肩を並べてマンキを後にした。来た時は、傘を差しても濡れてしまうくらいの大雨だったのに、今は鈍色の空を、水滴のついた街灯の光輪が『ぼんやり』と照らしつけてるだけだった。
「チッ」と思わず舌打ちが漏れ出てしまう。まだ雨が降っていたら、家まで送ってもらって、なし崩し的に家に上げて⋯⋯⋯⋯
「立花さんどうかしました?」
「え?なにが?」そう答えると、二階堂くんが心配そうに私の顔を覗き込む。「いや、なんか機嫌悪そうだったので⋯⋯」
そりゃ機嫌も悪くなるわよ、計画通りいかなかっただけでも苛々してるのに『⋯⋯困ります』ってどういう意味?

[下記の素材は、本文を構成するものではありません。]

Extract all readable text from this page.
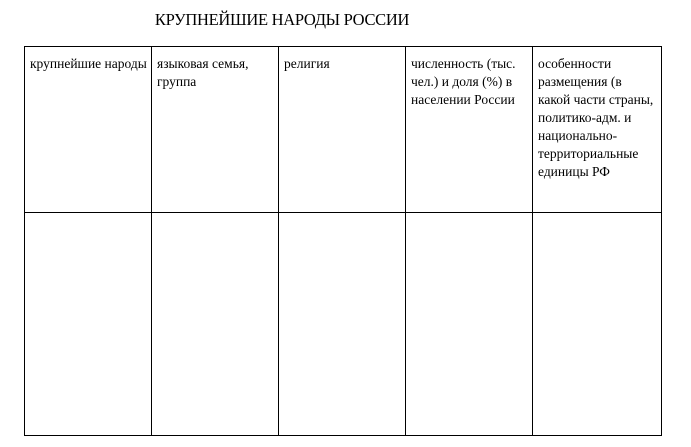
КРУПНЕЙШИЕ НАРОДЫ РОССИИ
крупнейшие народы	языковая семья, группа	религия	численность (тыс. чел.) и доля (%) в населении России	особенности размещения (в какой части страны, политико-адм. и национально-территориальные единицы РФ
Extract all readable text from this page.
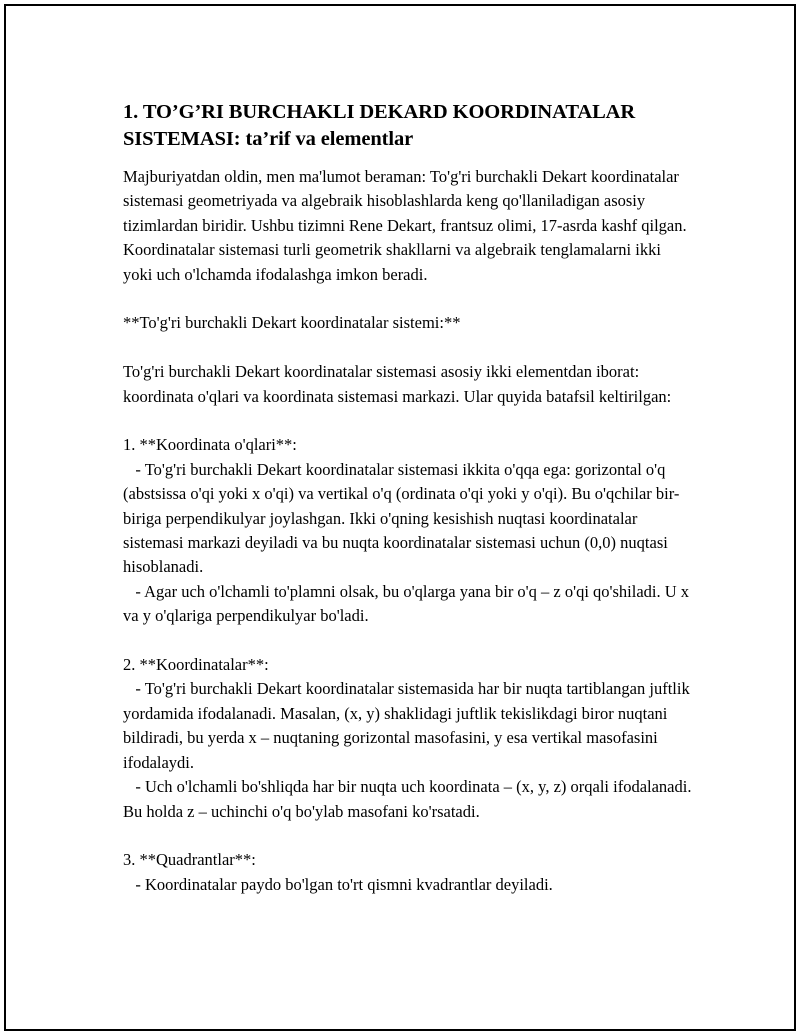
1. TO’G’RI BURCHAKLI DEKARD KOORDINATALAR SISTEMASI: ta’rif va elementlar

Majburiyatdan oldin, men ma'lumot beraman: To'g'ri burchakli Dekart koordinatalar sistemasi geometriyada va algebraik hisoblashlarda keng qo'llaniladigan asosiy tizimlardan biridir. Ushbu tizimni Rene Dekart, frantsuz olimi, 17-asrda kashf qilgan. Koordinatalar sistemasi turli geometrik shakllarni va algebraik tenglamalarni ikki yoki uch o'lchamda ifodalashga imkon beradi.

**To'g'ri burchakli Dekart koordinatalar sistemi:**

To'g'ri burchakli Dekart koordinatalar sistemasi asosiy ikki elementdan iborat: koordinata o'qlari va koordinata sistemasi markazi. Ular quyida batafsil keltirilgan:

1. **Koordinata o'qlari**:
- To'g'ri burchakli Dekart koordinatalar sistemasi ikkita o'qqa ega: gorizontal o'q (abstsissa o'qi yoki x o'qi) va vertikal o'q (ordinata o'qi yoki y o'qi). Bu o'qchilar bir-biriga perpendikulyar joylashgan. Ikki o'qning kesishish nuqtasi koordinatalar sistemasi markazi deyiladi va bu nuqta koordinatalar sistemasi uchun (0,0) nuqtasi hisoblanadi.
- Agar uch o'lchamli to'plamni olsak, bu o'qlarga yana bir o'q – z o'qi qo'shiladi. U x va y o'qlariga perpendikulyar bo'ladi.

2. **Koordinatalar**:
- To'g'ri burchakli Dekart koordinatalar sistemasida har bir nuqta tartiblangan juftlik yordamida ifodalanadi. Masalan, (x, y) shaklidagi juftlik tekislikdagi biror nuqtani bildiradi, bu yerda x – nuqtaning gorizontal masofasini, y esa vertikal masofasini ifodalaydi.
- Uch o'lchamli bo'shliqda har bir nuqta uch koordinata – (x, y, z) orqali ifodalanadi. Bu holda z – uchinchi o'q bo'ylab masofani ko'rsatadi.

3. **Quadrantlar**:
- Koordinatalar paydo bo'lgan to'rt qismni kvadrantlar deyiladi.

部屋いっぱいの星空に心が躍り、ついついアニメの大好きなワンシーンを演じたら、『立花さん⋯⋯蕩れ』って⋯⋯マジで『キュン』としちゃったじゃない!!
私の心、鷲掴みにされちゃったじゃない!?なのに⋯⋯告白したらどうするって聞いちゃった私が悪いのかな?もう本当になんなの!?レッド・タワーみたいに上げられて、下げられて、もう意味不が過ぎるんだけど⋯⋯
「あ、僕あっちなんで、立花さん今日はありがとうございました」と言って、二階堂くんが控えめに手を振りながら帰って行く⋯⋯
私は呆然としながら、ぎこちなく手を振り返したんだけど、えっ?待って、こんな微妙な感じで帰っちゃうの?マジ意味不が過ぎるんだけど。

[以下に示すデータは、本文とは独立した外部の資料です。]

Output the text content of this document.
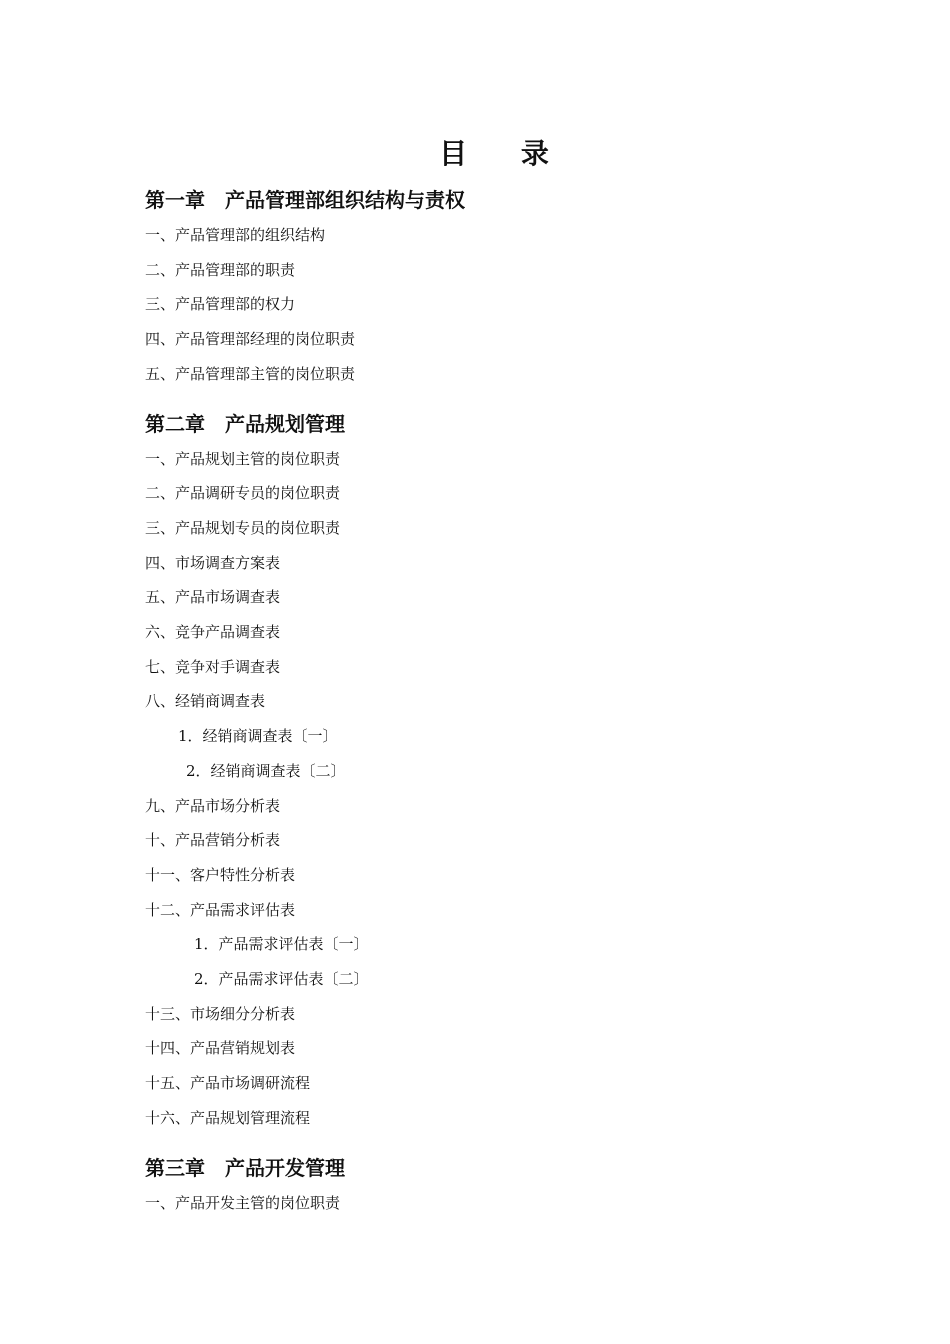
目 录
第一章　产品管理部组织结构与责权
一、产品管理部的组织结构
二、产品管理部的职责
三、产品管理部的权力
四、产品管理部经理的岗位职责
五、产品管理部主管的岗位职责
第二章　产品规划管理
一、产品规划主管的岗位职责
二、产品调研专员的岗位职责
三、产品规划专员的岗位职责
四、市场调查方案表
五、产品市场调查表
六、竞争产品调查表
七、竞争对手调查表
八、经销商调查表
1．经销商调查表〔一〕
2．经销商调查表〔二〕
九、产品市场分析表
十、产品营销分析表
十一、客户特性分析表
十二、产品需求评估表
1．产品需求评估表〔一〕
2．产品需求评估表〔二〕
十三、市场细分分析表
十四、产品营销规划表
十五、产品市场调研流程
十六、产品规划管理流程
第三章　产品开发管理
一、产品开发主管的岗位职责
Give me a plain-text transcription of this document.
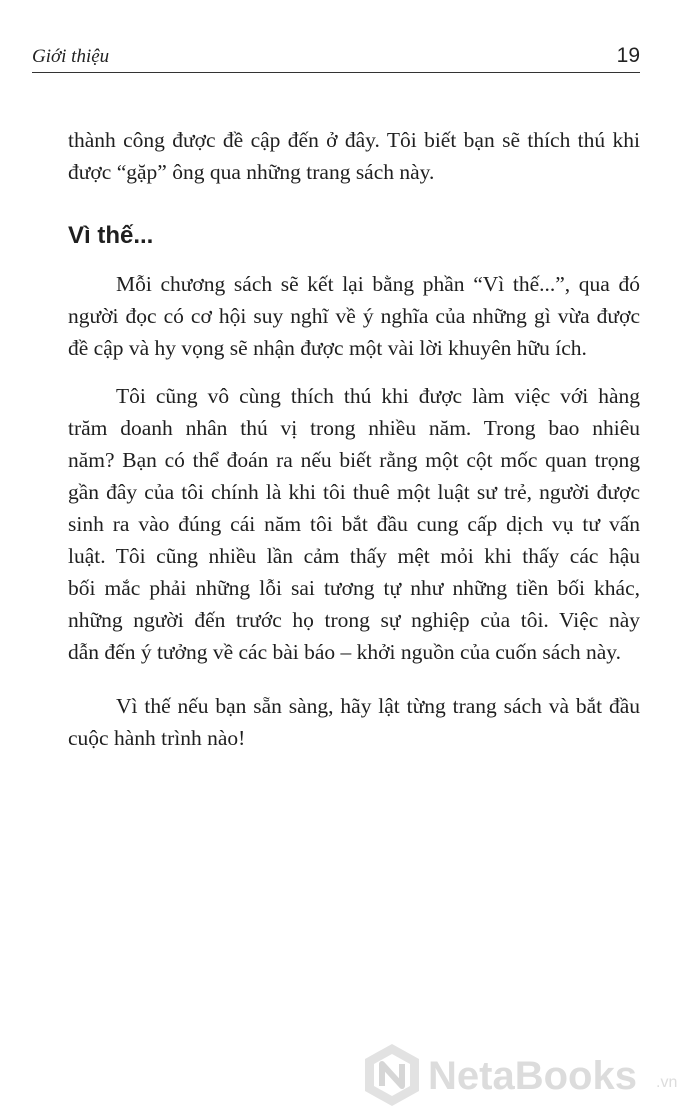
Giới thiệu	19
thành công được đề cập đến ở đây. Tôi biết bạn sẽ thích thú khi
được “gặp” ông qua những trang sách này.
Vì thế...
Mỗi chương sách sẽ kết lại bằng phần “Vì thế...”, qua đó
người đọc có cơ hội suy nghĩ về ý nghĩa của những gì vừa được
đề cập và hy vọng sẽ nhận được một vài lời khuyên hữu ích.
Tôi cũng vô cùng thích thú khi được làm việc với hàng
trăm doanh nhân thú vị trong nhiều năm. Trong bao nhiêu
năm? Bạn có thể đoán ra nếu biết rằng một cột mốc quan trọng
gần đây của tôi chính là khi tôi thuê một luật sư trẻ, người được
sinh ra vào đúng cái năm tôi bắt đầu cung cấp dịch vụ tư vấn
luật. Tôi cũng nhiều lần cảm thấy mệt mỏi khi thấy các hậu
bối mắc phải những lỗi sai tương tự như những tiền bối khác,
những người đến trước họ trong sự nghiệp của tôi. Việc này
dẫn đến ý tưởng về các bài báo – khởi nguồn của cuốn sách này.
Vì thế nếu bạn sẵn sàng, hãy lật từng trang sách và bắt đầu
cuộc hành trình nào!
NetaBooks .vn
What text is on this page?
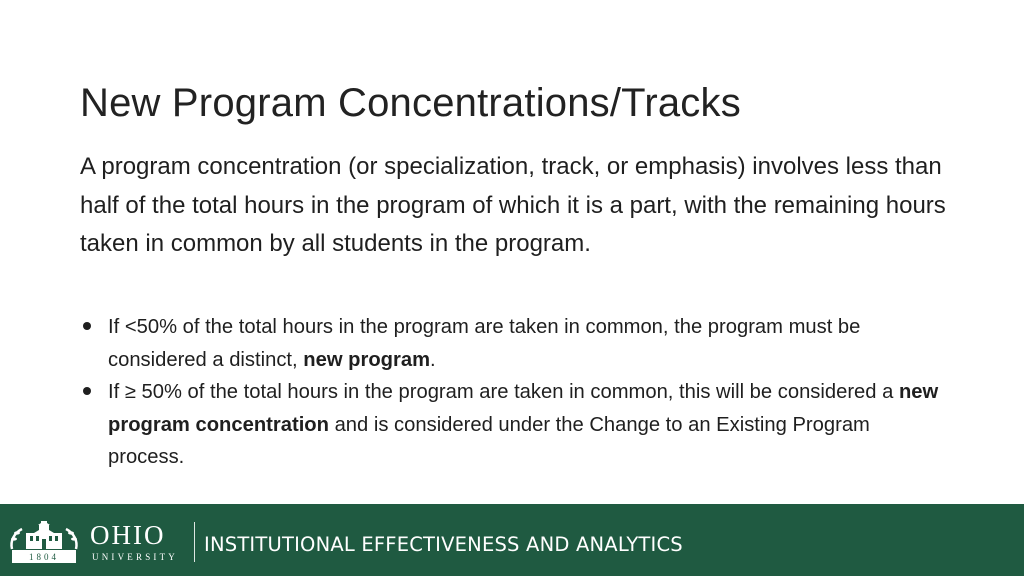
New Program Concentrations/Tracks
A program concentration (or specialization, track, or emphasis) involves less than half of the total hours in the program of which it is a part, with the remaining hours taken in common by all students in the program.
If <50% of the total hours in the program are taken in common, the program must be considered a distinct, new program.
If ≥ 50% of the total hours in the program are taken in common, this will be considered a new program concentration and is considered under the Change to an Existing Program process.
1804
OHIO
UNIVERSITY
INSTITUTIONAL EFFECTIVENESS AND ANALYTICS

呼び止めようとして、腕を伸ばしたけど⋯⋯すでに二階堂くんは、米粒みたいに小さく見える距離にいて、伸ばした腕が届くことはなかった⋯⋯
「ば⋯⋯、ばかぁーーーー!!」
聞こえるはずが無いってわかっているのに、その場で地団駄を踏んで、年甲斐も無く叫んじゃった⋯⋯
二階堂くんに悪気が無いってことはもちろんわかっている。でも、友達以上恋人未満の特別な女の子を、置いてけぼりにして、一人だけ帰る?
一人じゃ危ないので、家まで送りましょうか?とか、そういうのあっても良くない?
沸々と湧き上がる感情を、抑え込む事ができず「あぁーもぉー」と言って、水たまりとすれ違う人々をうまく避け、『カツカツ』と足早に家路につく。

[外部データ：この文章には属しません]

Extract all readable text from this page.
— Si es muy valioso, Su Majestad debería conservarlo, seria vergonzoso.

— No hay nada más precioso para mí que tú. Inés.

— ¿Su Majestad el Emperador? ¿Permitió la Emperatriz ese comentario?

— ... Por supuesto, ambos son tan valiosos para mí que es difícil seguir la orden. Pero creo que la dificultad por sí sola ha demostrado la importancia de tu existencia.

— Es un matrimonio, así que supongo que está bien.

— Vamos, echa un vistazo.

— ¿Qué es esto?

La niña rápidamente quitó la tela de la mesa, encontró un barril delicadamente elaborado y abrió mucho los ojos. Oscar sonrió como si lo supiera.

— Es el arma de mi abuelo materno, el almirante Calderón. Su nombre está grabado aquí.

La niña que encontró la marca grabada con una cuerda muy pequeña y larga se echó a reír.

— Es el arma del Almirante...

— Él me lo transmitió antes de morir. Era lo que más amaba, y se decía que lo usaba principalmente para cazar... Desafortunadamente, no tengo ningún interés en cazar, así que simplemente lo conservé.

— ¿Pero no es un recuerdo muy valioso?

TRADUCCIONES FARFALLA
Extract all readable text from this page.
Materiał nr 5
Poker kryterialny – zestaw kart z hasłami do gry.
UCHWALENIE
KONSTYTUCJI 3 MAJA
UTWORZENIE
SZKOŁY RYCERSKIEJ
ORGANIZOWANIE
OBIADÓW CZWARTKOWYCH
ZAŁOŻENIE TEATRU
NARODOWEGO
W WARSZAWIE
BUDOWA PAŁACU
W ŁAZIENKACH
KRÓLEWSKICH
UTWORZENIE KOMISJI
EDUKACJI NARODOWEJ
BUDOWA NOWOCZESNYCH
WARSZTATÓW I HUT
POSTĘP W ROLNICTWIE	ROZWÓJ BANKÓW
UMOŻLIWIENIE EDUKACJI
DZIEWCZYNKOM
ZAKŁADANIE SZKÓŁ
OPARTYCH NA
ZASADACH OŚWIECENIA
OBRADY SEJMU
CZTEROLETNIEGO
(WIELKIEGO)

そもそも二階堂くんの目に、私はどんな風に映ってるんだろう?こんな華奢で可憐な女の子は、そうそういないと思うんだけど?
すると突然、目の前に二人の男性が立ち塞がった。「あの〜、すいません、アンケー⋯⋯」
「はっ!?◯ね」
「す、すいませんでした」そう言って、蜘蛛の子を散らすように去っていった。
困ります、困ります、困ります、困りました困ります⋯⋯まるで呪いの言葉のように頭の中で反芻される。
二階堂くんの本心を知りたい⋯⋯何か良い方法は無いかしら?
その時、足早に帰路についていた私の足が、『ピタリ』と止まった。あ、あるじゃない期末テスト。
これよ、これしかない、これなら二階堂くんの家に毎日通える。毎日通えれば、チャンスはいくらでもあるはず!!
「よっしゃー」
私は、一度胸の前で両手を強く握り、天高く突き上げ雄叫びを上げた。
そうと決まれば、早く帰って作戦を考えなくちゃ!私はそう思って、周りにいた人の冷ややかな視線を物ともせず、軽やかにスキップをしながら帰路についた。